Toutefois, l'intensité s'acquiert vraiment grâce les acteurs, tous excellents : Kathleen Harrison dans le rôle de la servante un peu simplette et distraite, Mona Washbourne en amoureuse rêveuse, Dick Bogarde dans le rôle principal à la fois cynique, calculateur froid et manipulateur mais également un névrosé sociopathe et fragile au travers de l'attachement à sa première épouse qui se révèle plus ambiguë (voire sincère) que prévue. Il parvient à rendre son personnage beaucoup plus riche que le simple arriviste, chasseur de veuve. Mais c'est Margaret Lockwood qui remporte la mise avec cette nouvelle riche, moderne, vive, au franc parlé irrésistible qui ne se laisse pas impressionner par qui compte, tout en étant elle aussi moins unilatérale que les personnages féminins du genre avec un amour réel envers son nouveau mari (tout en étant conscient de ses motivations premières).

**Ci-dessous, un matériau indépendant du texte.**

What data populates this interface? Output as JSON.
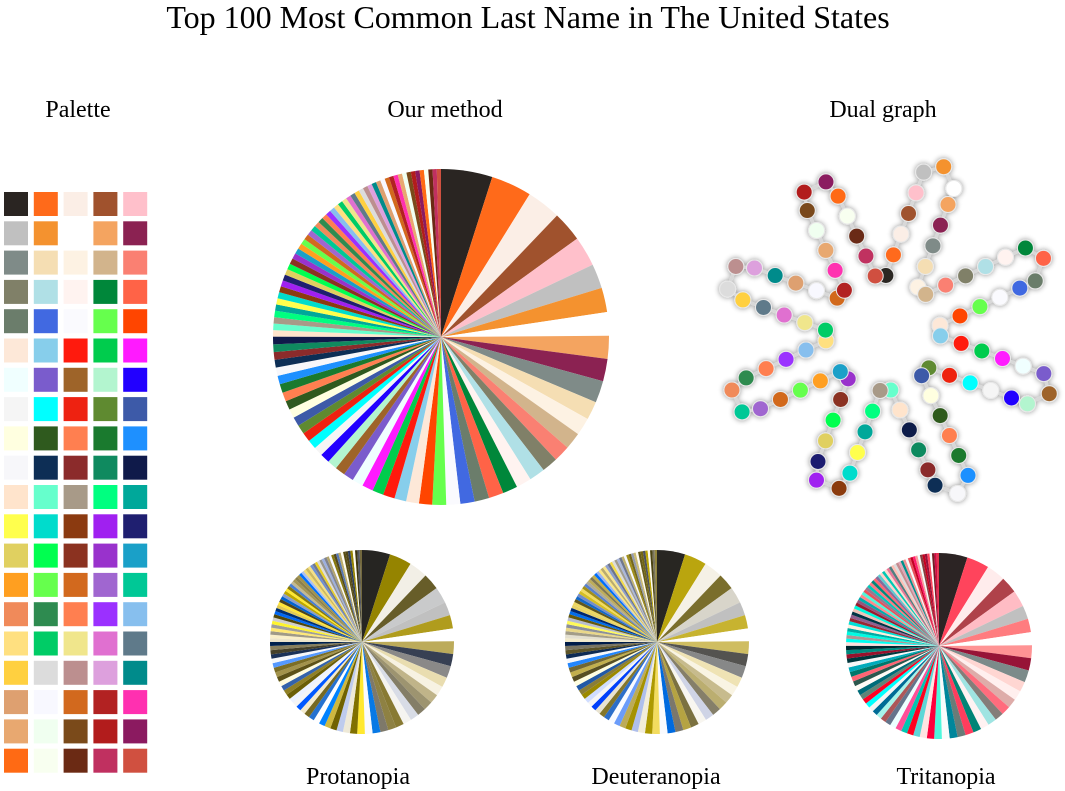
{
  "title": "Top 100 Most Common Last Name in The United States",
  "labels": {
    "palette": "Palette",
    "method": "Our method",
    "dual": "Dual graph",
    "protanopia": "Protanopia",
    "deuteranopia": "Deuteranopia",
    "tritanopia": "Tritanopia"
  },
  "chart_data": {
    "type": "pie",
    "values": [
      2442,
      1933,
      1625,
      1437,
      1425,
      1166,
      1161,
      1116,
      1095,
      1060,
      1043,
      874,
      841,
      801,
      784,
      756,
      751,
      724,
      708,
      702,
      693,
      681,
      664,
      660,
      624,
      612,
      562,
      557,
      531,
      529,
      523,
      484,
      482,
      465,
      458,
      439,
      437,
      437,
      434,
      433,
      430,
      427,
      424,
      419,
      407,
      391,
      371,
      367,
      362,
      361,
      309,
      306,
      304,
      303,
      299,
      298,
      295,
      288,
      287,
      286,
      285,
      277,
      277,
      270,
      267,
      266,
      264,
      262,
      262,
      259,
      257,
      255,
      250,
      244,
      243,
      241,
      238,
      236,
      233,
      232,
      228,
      227,
      225,
      224,
      222,
      219,
      218,
      215,
      213,
      211,
      210,
      209,
      209,
      208,
      207,
      206,
      205,
      202,
      200,
      197
    ],
    "colors": [
      "#2a2522",
      "#ff6a1a",
      "#fbeee6",
      "#a0522d",
      "#ffc0cb",
      "#c0c0c0",
      "#f4922f",
      "#ffffff",
      "#f4a460",
      "#8b2252",
      "#7f8b88",
      "#f5deb3",
      "#fdf2e3",
      "#d2b48c",
      "#fa8072",
      "#808068",
      "#b0e0e6",
      "#fff3f0",
      "#00873a",
      "#ff6347",
      "#6b7d6b",
      "#4169e1",
      "#fafafe",
      "#66ff4d",
      "#ff4500",
      "#fde8d8",
      "#87ceeb",
      "#ff1a0d",
      "#00cc4d",
      "#ff1aff",
      "#f0ffff",
      "#7a5ccc",
      "#9e6429",
      "#b3f5cf",
      "#2200ff",
      "#f5f5f5",
      "#00ffff",
      "#ee2211",
      "#5f8a30",
      "#3d5aa8",
      "#ffffe0",
      "#2f5a1e",
      "#ff7f50",
      "#1a7a2e",
      "#1e90ff",
      "#f7f7fa",
      "#0d2e55",
      "#8b2b2b",
      "#0f8a5f",
      "#0f1a4a",
      "#ffe4cc",
      "#66ffcc",
      "#a89a88",
      "#00ff80",
      "#00a89a",
      "#ffff4d",
      "#00dccc",
      "#8b3a10",
      "#a020f0",
      "#1f1f70",
      "#e0d060",
      "#00ff50",
      "#8b3220",
      "#9932cc",
      "#1aa0c8",
      "#ff9f20",
      "#66ff4d",
      "#d2691e",
      "#a066d0",
      "#00c896",
      "#f08a5a",
      "#2e8b50",
      "#ff7f50",
      "#9b30ff",
      "#87bfee",
      "#ffe080",
      "#00cc66",
      "#f0e68c",
      "#e070d0",
      "#5f7a8a",
      "#ffd040",
      "#dcdcdc",
      "#bc8f8f",
      "#dda0dd",
      "#008b8b",
      "#dea070",
      "#f8f8ff",
      "#d2691e",
      "#b22222",
      "#ff30b0",
      "#e8a870",
      "#f0fff0",
      "#7a4a1a",
      "#b21c1c",
      "#8b1a60",
      "#ff6a14",
      "#f8fff0",
      "#6b2a14",
      "#c03060",
      "#d05040"
    ]
  }
}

Tous ces éléments font de L'assassin s'était trompé un divertissement sans temps mort, rythmé, caustique, assez original dans la psychologie des personnages qui arrivent à s'émanciper des stéréotypes. De plus l'intrigue, à part quelques passages obligés au début et à la toute fin, est assez peu prévisible. Vraiment une très bonne surprise !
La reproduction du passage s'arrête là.